The sequencing capabilities, combined with the ongoing genomics research in VCU's biomedical research laboratories and the recent recruitment of two high-profile genomic scientists from Harvard University and the University of California at Los Angeles, are in step with VCU's strategic priority to achieve continued recognition as a top research institution.

The 454 GS FLX instrument from Roche provides more than 100 million bases of sequence in an eight-hour run, a greater than 100-fold improvement over existing technology. The Solexa 1G Genetic Analyzer will provide more than a billion bases of sequence per run, a 1,000-fold enhancement over current technology.

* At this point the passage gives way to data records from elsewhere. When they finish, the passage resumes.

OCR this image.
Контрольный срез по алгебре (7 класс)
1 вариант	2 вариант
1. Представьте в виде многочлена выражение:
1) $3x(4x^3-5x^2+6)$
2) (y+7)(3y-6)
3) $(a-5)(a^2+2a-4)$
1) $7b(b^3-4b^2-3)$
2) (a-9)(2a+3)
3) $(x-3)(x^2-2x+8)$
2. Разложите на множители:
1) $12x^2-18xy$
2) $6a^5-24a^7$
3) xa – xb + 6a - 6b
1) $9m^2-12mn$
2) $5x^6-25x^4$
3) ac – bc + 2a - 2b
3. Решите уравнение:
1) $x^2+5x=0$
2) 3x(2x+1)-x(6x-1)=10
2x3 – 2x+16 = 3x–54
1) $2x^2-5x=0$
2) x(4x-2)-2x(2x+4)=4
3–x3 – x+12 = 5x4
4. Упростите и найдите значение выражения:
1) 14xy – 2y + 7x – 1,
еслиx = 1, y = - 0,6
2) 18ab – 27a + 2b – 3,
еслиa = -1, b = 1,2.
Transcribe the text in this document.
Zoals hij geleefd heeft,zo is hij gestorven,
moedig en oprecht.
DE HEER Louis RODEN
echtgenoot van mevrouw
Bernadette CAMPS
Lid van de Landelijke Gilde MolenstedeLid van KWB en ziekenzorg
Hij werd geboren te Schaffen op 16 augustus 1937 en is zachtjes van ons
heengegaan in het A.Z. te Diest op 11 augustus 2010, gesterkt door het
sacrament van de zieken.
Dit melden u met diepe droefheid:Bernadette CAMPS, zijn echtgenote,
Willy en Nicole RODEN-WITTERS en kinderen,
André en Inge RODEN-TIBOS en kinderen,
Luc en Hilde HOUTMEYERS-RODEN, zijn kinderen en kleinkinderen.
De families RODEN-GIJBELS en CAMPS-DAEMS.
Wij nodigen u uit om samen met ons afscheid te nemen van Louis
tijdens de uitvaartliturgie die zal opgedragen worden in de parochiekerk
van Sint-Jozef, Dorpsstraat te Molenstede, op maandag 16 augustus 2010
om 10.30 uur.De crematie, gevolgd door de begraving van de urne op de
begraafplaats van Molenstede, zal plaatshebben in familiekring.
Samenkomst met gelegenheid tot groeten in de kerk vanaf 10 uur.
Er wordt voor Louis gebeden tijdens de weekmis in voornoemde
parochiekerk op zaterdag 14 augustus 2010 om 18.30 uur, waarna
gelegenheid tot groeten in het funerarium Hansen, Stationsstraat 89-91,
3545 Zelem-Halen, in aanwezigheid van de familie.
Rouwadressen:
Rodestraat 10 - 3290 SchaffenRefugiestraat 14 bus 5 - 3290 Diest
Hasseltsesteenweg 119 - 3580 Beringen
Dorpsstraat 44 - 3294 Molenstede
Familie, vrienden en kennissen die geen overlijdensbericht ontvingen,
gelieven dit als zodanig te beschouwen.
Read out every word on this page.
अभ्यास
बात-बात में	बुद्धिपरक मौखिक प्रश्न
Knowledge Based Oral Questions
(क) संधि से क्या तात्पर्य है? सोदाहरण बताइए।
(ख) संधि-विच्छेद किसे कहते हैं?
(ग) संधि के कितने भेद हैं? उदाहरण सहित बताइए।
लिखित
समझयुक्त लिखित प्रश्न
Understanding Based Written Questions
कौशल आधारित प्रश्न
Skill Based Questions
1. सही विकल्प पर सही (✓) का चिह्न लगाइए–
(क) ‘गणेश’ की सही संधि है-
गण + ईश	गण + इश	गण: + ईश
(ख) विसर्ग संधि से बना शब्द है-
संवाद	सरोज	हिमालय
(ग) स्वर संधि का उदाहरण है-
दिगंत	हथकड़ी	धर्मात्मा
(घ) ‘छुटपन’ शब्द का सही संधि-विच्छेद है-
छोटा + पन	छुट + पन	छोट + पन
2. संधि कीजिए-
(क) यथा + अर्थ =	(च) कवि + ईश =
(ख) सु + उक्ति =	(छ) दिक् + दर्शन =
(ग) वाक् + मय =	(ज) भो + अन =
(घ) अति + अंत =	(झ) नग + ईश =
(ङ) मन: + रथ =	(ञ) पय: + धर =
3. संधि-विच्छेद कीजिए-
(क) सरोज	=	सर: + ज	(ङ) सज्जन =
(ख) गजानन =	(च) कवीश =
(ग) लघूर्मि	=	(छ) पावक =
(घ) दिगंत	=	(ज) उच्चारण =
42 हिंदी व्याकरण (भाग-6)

The combination of the equipment will reduce the cost of genome sequencing to a fraction of the cost of previous sequencing projects, said Gregory A. Buck, Ph.D., director of the CSBC in VCU Life Sciences.

"We spent four years and more than $2 million on our recent sequence of the 10-megabase Cryptosporidium hominis genome," Buck said. "With the new instrumentation, we could reproduce that effort in two weeks for a cost well south of $100,000."

C. hominis is an important intestinal parasite and a CDC-rated potential agent of biological terrorism. Buck's sequencing team, together with the lab of Francis L. Macrina, Ph.D.; VCU's vice president for research, also recently published the sequence of Streptococcus sanguinis, an oral pathogen and major cause of bacterial endocarditis.

"With the new technology, we could have finished that sequence in a single day," Buck said.

In addition to Buck and Macrina, an interdisciplinary group of researchers at VCU plans to use the sequencer for projects ranging from metagenomic analysis of environmental samples to resequencing human chromosomes to identify genes associated with complex human diseases.

Macrina said VCU is poised to make great strides in the field.

"VCU has been a leader in genomic research," he said. "The $1,000 genome and personalized medicine are just around the corner, and VCU will be there when it happens." The $1,000 genome is the new "holy grail" for genomic scientists since the X PRIZE Foundation announced a $10 million cash prize for the first privately financed team to accurately sequence the human genome for less than $1,000 in fewer than 10 days.

VCU's push toward pre-eminence in genomic research also includes the recruitment of Yuan Gao, Ph.D., from Harvard, where he had been working with George Church on 2nd generation sequencing technologies, and Maria C. Rivera, Ph.D., from UCLA, where she worked with noted evolutionary biologist James Lake. Rivera's groundbreaking work focuses on applying comparative genomics leading to the proposal of a "Ring of Life" as an alternative to the traditional "Tree of Life."

Gao's wet lab will host the Solexa machine and use it for high throughput genome sequencing, gene expression profiling and Personal Genome Project, in collaboration with Church's lab at Harvard.  Rivera will use the technology to confirm and extend her controversial new theory on the origin of eukaryotes. Their work reflects the multidisciplinary aspect of Life Sciences, as they also have appointments in the VCU School of Engineering and its College of Humanities and Sciences.

"VCU Life Sciences is all about systems biology," said Thomas F. Huff, Ph.D., vice provost for VCU Life Sciences, the home of the Center for the Study of Biological Complexity. "High throughput sequencing is the breakthrough technology that led molecular and cellular biologists into systems biology."

The Center for the Study of Biological Complexity is a matrix academic unit of VCU Life Sciences. The Center focuses on integrative discovery science, systems biology, and the principles of complexity to address the challenges of the life sciences revolution of the 21st century. Nearly 100 VCU faculty members in more than a dozen departments and five schools and colleges are fellows. The CSBC maintains research infrastructure for the support of genomics, transcriptomics, and proteomics, and houses VCU's high performance computing and bioinformatics facilities.